I have a script in a Controller that I launch from the Ruby on Rails console (IRB).
This script constantly Creates-Reads-Updates (no deletions) a MySQL database, taking data from the Interwebs.
The problem is that it takes very long until all the required data is put into the database. So I would like to know if it is a good idea to simply open several Rails consoles and launch that script several times in parallel.
-> Several Ruby instances would work 1 database.
Is that a problem? Could this create any write conflicts (Create/Update) in the database? If so, is there anything I would have to do in order to avoid such conflicts?
If it’s not a problem: How many Ruby instances could I “unleash” onto the database, in parallel?
You can definitely run multiple consoles simultaneously against a single database. The limit is the number of open connections the database allows. In Mysql 5.1, the default was 100, and in 5.5 it’s 151. You’re unlikely to run out of connections before something else becomes the bottleneck.
It might just work to have multiple processes running simultaneously, but it might not. The complete analysis of this is fairly complicated. A couple things you can do to ensure it will work properly with multiple simultaneous clients. First, if you wrap each change in a database transaction that will take care of most of what you need:
Make sure your tables are using the InnoDB format instead of MyISAM which doesn’t support transactions.

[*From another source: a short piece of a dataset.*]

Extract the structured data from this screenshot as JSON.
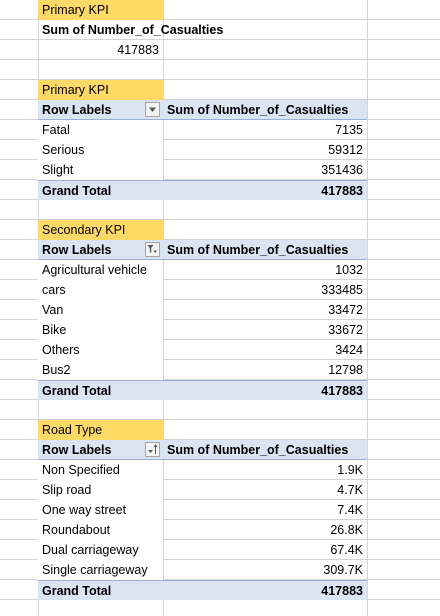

Also, as mu too short points out, put all the validation constraints you can directly into the database. So if you have uniqueness constraints or foreign key relations, add them to your schema by hand, since rails doesn’t do it by default. Complex validations that compare different model objects (aside from FK relations as in
belongs_to) could require database trigger validations — hopefully you don’t need that. But if you get all your validations in the database natively, and then everything should work.